Confieso que he tendido puentes. Fue en esa columna que escribí hace unas semanas contra los moralistas del estío. Creí llegado el momento de aparcar viejas rencillas con el universo mangacortista y bermudista. Quise unir, hermanar, hacer frente común contra la superstición y la intolerancia de aquellos que siguen, con 40 grados a la sombra, embutiéndose en pitillos de elastano o poniéndose corbata por el placer de sufrir para luego, parafílicamente, ir a contarlo en twitter.

Reconozco que no me gustan los tatuajes, pero con el tiempo aprendí el arte de la moderación. No importa que no sea usted pirata, antiguo convicto o caballero del tercio (no me refiero al de Mahou, sino al del besuguito y la leche de pantera); si le sienta bien, y mire que es difícil, estoy dispuesta a aceptar su piel decorada con anclas, sirenas y amores de madre. Ahora, no cantemos victoria, para asumir con naturalidad latinajos, runas y el alfabeto kanji tendré que esperar a una dilatación extra de tragaderas.

En cualquier caso, he llegado a la conclusión de que estaba equivocada. Hasta cierto punto, claro. No es el trapo o el accesorio lo que importa, en general, sino la coherencia que dé la persona a todo lo anterior. Conocerse a uno mismo y tener el mundo suficiente para adaptarse a las circunstancias es la base de esa armonía que se llama elegancia. Ésta puede ser discreta y quedarse en una especie de respeto vestimentario o tirar, un poco más, hacia lo flamboyante.

Sin embargo, una cosa es que existan menos límites de los que pensamos para aparecer con dignidad ante los demás y otra, bien distinta, es caer en el exceso de pensar que no existe código alguno. Una cosa es vestirse para tratar de combatir el calor y otra, bien distinta, la de transformarse en el hombre «plástico-poliéster» tan propio de nuestra era (y que tan bien define el pensamiento de algunos). En ocasiones, no hay nada como el análisis de lo superfluo para llegar a comprender lo más profundo.

No sé si ha sido durante una conferencia o kermés universitaria, pero el caso es que en uno de esos encuentros académicos donde todo el mundo se mordisquea el colín, ahueca la voz y suelta frases de curitas decimonónicos, hemos tenido la oportunidad de ver a un participante, ya talludito, en chanclas de ducha, «bañata» y camiseta guarrindonga. Su imagen contrastaba con la de un público mangalarguista, seguramente amante de fibras naturales como el algodón (que nunca engaña).

Que el tipo no mostraba ningún respeto por su audiencia es lo más evidente que podemos concluir. Pero yo creo, además, que representaba a la perfección ese mundo por el que muchos como él abogan: algo pastueño e indiferenciado, basado exclusivamente en una falsa comodidad importada e impuesta culturalmente.

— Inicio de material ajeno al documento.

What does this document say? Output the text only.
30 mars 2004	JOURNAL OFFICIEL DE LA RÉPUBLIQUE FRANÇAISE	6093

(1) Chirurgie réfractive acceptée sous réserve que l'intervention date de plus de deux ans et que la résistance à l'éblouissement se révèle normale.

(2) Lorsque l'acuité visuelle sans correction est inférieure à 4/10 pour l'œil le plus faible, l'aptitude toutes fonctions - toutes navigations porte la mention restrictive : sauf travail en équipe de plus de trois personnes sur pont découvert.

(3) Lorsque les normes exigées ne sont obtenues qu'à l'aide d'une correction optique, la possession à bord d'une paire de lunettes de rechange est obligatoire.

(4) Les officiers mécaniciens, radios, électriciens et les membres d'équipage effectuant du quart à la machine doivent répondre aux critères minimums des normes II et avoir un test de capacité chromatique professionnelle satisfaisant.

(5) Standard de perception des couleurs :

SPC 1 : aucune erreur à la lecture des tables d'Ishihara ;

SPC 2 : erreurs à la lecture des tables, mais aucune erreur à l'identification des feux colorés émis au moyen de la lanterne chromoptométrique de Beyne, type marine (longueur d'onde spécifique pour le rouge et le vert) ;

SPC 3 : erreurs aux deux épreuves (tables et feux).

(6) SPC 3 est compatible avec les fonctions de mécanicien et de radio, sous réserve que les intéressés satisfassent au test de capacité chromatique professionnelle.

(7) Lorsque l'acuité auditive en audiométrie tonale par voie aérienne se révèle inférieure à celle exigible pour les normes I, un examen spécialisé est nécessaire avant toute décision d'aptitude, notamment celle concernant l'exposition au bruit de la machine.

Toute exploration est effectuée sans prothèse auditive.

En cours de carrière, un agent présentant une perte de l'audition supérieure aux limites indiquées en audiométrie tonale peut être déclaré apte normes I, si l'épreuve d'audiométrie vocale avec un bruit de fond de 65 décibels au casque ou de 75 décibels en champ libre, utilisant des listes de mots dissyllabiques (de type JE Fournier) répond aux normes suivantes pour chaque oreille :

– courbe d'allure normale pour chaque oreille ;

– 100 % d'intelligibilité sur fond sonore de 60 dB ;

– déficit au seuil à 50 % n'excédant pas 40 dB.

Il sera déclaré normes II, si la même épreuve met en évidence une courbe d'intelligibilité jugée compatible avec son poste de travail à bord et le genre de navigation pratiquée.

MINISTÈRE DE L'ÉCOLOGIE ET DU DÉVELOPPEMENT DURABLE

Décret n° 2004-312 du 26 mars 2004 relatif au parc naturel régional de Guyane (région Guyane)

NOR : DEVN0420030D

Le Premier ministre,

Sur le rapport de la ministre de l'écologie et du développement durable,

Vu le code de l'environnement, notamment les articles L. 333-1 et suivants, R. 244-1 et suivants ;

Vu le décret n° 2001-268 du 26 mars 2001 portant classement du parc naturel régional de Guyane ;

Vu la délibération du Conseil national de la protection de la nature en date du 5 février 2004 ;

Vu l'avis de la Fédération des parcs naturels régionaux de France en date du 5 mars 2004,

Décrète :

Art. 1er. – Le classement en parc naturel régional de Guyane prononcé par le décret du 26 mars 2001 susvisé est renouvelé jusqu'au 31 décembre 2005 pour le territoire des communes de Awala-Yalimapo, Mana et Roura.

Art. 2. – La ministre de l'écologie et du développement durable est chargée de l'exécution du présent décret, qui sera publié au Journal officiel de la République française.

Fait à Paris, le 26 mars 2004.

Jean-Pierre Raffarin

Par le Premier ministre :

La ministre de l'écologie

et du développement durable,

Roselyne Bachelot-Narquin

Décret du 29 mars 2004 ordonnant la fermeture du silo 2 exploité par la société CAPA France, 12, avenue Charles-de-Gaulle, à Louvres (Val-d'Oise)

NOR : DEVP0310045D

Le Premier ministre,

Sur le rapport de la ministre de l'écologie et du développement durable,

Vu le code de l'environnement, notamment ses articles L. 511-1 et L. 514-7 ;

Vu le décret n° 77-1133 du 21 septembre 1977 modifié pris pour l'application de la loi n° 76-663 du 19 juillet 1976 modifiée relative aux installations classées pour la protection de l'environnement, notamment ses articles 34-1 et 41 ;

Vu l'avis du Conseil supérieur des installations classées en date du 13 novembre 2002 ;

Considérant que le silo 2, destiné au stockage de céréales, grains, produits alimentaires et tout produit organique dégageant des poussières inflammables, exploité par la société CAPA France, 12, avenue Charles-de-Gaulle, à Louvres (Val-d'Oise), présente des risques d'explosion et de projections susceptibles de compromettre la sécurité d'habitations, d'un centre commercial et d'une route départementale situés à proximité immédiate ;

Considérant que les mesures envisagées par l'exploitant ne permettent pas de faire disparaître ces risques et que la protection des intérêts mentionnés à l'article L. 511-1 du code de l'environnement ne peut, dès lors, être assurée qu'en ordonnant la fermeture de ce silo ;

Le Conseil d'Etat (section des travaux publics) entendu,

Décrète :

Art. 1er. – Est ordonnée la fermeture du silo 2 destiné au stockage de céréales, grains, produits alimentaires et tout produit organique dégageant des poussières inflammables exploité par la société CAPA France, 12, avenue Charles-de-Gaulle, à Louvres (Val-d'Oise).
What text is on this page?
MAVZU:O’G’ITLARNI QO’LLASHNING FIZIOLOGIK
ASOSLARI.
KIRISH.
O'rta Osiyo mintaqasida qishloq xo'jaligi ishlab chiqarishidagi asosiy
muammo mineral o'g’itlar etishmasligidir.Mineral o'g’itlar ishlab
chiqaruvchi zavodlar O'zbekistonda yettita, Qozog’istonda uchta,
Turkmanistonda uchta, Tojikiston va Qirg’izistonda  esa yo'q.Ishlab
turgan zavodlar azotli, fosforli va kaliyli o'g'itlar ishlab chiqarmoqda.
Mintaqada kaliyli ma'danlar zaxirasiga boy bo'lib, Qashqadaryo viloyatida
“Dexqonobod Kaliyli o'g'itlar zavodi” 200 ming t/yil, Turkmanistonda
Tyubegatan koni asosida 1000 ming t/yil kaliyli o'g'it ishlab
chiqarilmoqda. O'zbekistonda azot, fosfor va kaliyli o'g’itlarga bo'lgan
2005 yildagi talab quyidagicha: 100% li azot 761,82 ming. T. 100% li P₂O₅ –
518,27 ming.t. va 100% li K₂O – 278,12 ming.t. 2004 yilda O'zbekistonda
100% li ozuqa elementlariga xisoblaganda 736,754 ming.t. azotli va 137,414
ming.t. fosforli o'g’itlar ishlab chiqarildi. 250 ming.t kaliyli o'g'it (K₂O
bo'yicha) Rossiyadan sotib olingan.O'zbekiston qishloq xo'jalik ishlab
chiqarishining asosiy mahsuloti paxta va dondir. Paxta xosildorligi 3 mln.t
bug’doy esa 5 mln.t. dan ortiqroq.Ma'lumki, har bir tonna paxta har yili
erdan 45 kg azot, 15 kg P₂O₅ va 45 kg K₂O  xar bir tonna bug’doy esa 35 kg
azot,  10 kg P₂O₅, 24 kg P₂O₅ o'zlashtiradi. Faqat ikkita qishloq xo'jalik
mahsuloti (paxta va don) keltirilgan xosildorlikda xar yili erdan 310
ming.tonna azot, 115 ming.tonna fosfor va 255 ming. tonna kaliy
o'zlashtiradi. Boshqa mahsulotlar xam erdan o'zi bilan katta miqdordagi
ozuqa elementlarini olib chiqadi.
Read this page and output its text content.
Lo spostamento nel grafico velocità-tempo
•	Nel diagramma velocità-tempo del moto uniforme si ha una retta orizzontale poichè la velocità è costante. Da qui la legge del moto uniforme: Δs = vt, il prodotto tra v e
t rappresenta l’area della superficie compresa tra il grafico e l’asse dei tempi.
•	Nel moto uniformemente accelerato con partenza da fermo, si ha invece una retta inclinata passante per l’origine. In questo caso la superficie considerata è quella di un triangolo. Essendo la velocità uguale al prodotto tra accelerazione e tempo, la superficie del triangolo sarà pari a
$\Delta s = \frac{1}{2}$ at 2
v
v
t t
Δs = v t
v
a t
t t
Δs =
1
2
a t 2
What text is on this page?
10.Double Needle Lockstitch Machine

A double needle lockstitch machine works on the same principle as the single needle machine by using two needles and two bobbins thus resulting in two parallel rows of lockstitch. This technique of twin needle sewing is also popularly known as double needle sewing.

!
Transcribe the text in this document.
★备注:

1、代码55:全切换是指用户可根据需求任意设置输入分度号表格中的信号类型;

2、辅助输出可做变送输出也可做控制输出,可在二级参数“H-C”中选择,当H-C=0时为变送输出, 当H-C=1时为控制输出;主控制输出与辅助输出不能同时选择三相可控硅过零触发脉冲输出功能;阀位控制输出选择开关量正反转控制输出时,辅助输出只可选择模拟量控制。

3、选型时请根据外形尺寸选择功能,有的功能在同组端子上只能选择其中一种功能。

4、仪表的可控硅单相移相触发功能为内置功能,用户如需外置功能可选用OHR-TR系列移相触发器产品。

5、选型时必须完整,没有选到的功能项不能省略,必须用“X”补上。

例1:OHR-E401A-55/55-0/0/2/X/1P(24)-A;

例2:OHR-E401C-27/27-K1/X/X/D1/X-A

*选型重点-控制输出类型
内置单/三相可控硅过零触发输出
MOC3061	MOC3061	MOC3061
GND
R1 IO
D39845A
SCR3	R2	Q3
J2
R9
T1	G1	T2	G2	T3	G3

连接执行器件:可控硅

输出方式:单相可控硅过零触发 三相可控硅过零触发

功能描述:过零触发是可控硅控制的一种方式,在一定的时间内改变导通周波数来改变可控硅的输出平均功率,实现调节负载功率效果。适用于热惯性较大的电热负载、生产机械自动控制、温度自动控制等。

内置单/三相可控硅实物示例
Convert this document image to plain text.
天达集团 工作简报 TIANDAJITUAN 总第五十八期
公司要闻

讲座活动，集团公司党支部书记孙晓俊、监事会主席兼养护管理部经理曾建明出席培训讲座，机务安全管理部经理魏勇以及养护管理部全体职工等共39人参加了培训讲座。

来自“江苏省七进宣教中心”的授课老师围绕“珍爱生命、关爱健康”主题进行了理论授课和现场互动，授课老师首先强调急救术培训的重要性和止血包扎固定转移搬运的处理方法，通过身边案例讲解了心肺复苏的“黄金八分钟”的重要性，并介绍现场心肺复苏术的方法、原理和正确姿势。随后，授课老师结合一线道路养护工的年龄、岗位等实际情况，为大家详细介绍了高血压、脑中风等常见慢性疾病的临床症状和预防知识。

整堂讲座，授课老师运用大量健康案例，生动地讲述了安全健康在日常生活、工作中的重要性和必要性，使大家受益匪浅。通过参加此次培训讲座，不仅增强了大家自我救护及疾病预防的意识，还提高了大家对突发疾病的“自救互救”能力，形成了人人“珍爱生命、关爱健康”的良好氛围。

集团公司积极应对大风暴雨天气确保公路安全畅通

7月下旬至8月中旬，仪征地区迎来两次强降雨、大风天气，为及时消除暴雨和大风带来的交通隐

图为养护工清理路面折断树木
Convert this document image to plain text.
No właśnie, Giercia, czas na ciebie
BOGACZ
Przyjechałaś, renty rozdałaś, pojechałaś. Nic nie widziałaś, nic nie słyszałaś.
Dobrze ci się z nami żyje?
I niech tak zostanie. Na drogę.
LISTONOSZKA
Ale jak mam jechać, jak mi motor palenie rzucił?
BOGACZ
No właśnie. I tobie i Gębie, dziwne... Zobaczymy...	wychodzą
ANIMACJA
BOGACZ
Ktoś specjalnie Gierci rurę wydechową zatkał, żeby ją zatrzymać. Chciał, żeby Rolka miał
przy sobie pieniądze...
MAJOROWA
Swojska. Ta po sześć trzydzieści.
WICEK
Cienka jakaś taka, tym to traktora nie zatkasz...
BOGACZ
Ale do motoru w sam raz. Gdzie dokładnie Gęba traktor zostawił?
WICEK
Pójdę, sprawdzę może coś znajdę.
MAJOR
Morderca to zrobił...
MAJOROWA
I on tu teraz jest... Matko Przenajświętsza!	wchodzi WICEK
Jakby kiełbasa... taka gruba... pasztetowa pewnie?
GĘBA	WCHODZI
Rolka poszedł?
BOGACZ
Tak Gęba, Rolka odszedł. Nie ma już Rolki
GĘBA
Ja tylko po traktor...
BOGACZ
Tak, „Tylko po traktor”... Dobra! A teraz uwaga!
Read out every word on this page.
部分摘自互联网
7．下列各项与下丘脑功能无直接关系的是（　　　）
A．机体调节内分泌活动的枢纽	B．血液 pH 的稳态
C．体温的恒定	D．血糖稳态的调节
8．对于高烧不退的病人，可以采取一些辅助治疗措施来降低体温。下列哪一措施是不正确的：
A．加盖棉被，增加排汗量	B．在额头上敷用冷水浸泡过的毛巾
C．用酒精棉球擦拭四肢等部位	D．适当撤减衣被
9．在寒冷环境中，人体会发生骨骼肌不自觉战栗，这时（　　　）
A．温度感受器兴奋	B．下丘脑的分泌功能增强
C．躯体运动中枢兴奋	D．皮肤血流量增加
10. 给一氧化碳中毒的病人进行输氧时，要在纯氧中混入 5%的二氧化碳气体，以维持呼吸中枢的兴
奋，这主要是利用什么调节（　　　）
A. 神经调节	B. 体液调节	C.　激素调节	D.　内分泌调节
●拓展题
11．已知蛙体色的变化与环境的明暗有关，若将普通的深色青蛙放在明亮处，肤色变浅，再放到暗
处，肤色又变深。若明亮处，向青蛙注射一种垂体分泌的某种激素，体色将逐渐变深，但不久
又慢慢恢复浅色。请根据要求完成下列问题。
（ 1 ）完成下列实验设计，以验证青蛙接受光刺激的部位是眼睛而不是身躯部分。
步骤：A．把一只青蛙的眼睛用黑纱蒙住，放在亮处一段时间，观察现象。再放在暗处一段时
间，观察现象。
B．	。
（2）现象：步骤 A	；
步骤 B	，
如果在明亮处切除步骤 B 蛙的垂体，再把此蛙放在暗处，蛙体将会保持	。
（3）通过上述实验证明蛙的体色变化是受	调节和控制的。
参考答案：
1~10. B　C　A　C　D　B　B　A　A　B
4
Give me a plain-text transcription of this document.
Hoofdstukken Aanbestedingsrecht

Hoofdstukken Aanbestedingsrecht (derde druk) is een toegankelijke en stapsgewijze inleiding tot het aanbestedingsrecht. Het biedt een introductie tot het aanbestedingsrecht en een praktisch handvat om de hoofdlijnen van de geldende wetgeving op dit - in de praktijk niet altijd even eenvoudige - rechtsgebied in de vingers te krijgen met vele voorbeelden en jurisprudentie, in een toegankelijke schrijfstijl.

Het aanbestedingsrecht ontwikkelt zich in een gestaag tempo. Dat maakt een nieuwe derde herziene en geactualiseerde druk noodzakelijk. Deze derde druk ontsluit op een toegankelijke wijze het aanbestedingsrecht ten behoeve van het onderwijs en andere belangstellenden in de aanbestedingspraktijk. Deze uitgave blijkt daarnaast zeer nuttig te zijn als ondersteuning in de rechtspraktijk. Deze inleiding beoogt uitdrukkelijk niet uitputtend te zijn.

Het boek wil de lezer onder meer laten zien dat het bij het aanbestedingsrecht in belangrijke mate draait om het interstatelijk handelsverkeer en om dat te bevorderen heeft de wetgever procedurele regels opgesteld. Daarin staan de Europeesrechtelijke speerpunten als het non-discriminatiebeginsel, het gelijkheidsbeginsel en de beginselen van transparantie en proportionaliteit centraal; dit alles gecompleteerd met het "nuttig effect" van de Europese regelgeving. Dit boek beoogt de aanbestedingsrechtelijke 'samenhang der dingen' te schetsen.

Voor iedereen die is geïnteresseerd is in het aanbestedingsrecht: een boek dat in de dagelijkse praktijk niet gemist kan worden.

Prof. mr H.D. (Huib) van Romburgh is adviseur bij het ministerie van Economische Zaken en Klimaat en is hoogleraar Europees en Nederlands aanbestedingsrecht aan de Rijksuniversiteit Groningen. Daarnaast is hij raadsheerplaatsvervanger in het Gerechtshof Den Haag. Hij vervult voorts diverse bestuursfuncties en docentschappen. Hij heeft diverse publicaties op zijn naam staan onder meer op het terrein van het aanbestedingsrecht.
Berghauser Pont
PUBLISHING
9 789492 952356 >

Un universo de flojeras donde hemos reemplazado la nobleza de ciertas materias, que tan bien se trabajan en el sur de Europa, por el poliéster y la inyección plástica. Con razón algunos oráculos del pensamiento mi-cuit no ven con buenos ojos expresiones del tipo «a la antigua». Son sospechosas. Evocan el buen hacer del pasado, por ejemplo en materia artesanal o de ciertas convenciones sociales, y eso es insoportable. Nada ni nadie puede enmendar la plana al eterno progreso. Y éste, en su estado decadente o actual, es el que quedaba representado a la perfección en el happening de politólogos.

Por supuesto, no podemos descartar que tal puesta en escena no fuera una manera de llamar la atención. Si es así, salió una boomerada XXL merecedora del premio Salmones a la vergüenza ajena. Y es que, al final, voy a tener que acabar dando la razón a aquellos que dicen que vivimos en una época de idiotas. Pero mejor tentarse la ropa: siempre seremos el idiota de otro.